The PCs continue to maintain a significant lead over the Liberals while the race for second gets tighter. These findings come from INNOVATIVE’s latest online survey of 796 Ontario residents, weighted to n=700, conducted from May 5 to May 9, 2022.
There are no significant changes in the horserace. Among decided voters, the PCs lead the Liberals by 12 points and the NDP by 16 points.
The race over which party is the best option to replace the PCs appears to have tightened. Last week, 55% agreed the election was a two-horse race between the PCs and the Liberals. This week, just 48% agree it is a two-horse race. More believe the Liberals (44%) have the best chance of beating the PCs than the NDP (23%), but the Liberal advantage has slipped from 28 points last week to 21 points this week.

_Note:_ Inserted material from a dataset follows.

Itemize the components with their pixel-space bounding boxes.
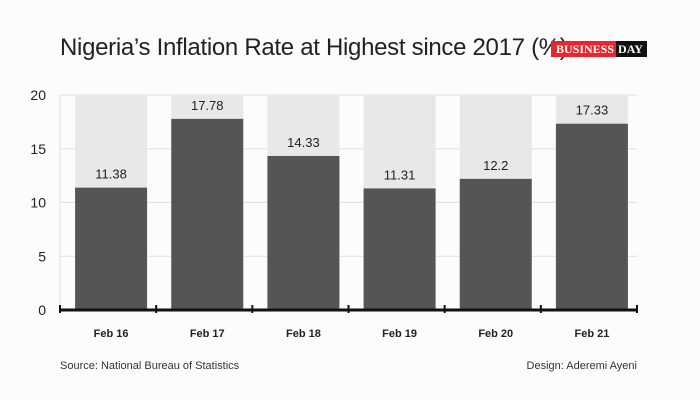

With time slipping away for Ontario’s opposition parties, the number of Ontarians who say their minds are made up has increased from 32% to 45% since last week.
The number of Ontarians who say they have made up their minds about who to vote for has increased significantly since the campaign began. Last week, 62% said they would like to hear more before making up their minds. This week, just 48% say they need to hear more. PC supporters are the least likely to say they would like to hear more (35%), while the politically unaligned are the most likely to say they would like to hear more (61%).
Time for a change
The potential PC threat from ‘time-for-a-change’ sentiment has eased slightly. 57% at least somewhat agree that it is time for a change in government, while 39% at least somewhat agree that the PCs remain the best party to form government.
Among those who agree it is time for a change in government, many are conflicted. The number of Ontarians who believe it is time for a change in government, but also believe that the PCs are the best option to form government sits at 14%, up from 9% last week. With just 3 weeks to go, each of these shifts benefit the Tories in the short run.
Based on what they have seen or read in the last few days, 36% say they have a more favourable impression of the NDP, while 27% say they have a less favourable impression.
30% say they have a more favourable impression of the Liberals, while 34% say they have a less favourable impression.
28% say they have a more favourable impression of the PCs, while 29% say they have a less favourable impression.
The PCs have been impressing a key group of target voters. 20% of Ontarians like and support Doug Ford despite not identifying as PC voters. Among this group, 52% say they have a more favourable impression of the PCs based on what they have read, seen, or heard, while just 9% say they have a less favourable impression.
INNOVATIVE also tracked public opinion on three issues that emerged this week.
The Liberals’ “buck-a-ride” has more support than opposition, with 40% saying they support the proposal and 29% saying they oppose it. About 1-in-4 say they are at least somewhat more likely to vote Liberal because of “Buck-a-ride” (24%), including more than 1-in-3 NDP voters (36%).
Last week, Premier Doug Ford and Prime Minister Justin Trudeau jointly announced up to $1 billion in subsidies for automaker Stellantis to modernize its Brampton and Windsor plants. While almost 1-in-2 say they support the additional funding, just 1-in-5 say they are likelier to vote PC because of it (21%), and 3-in-5 say it would make no difference (60%).
A leaked draft of the United States Supreme Court’s ruling on Dobbs v. Jackson, which would overturn Roe v. Wade, has revived discussions about women’s rights and abortion access in Canada. About 1-in-4 say they support the Ontario government taking steps to regulate access to abortion (24%), while 2-in-5 say they oppose (42%). Ontarians are more likely to trust the NDP and Liberals than the PCs on the issue of abortion access, but many do not have firm views.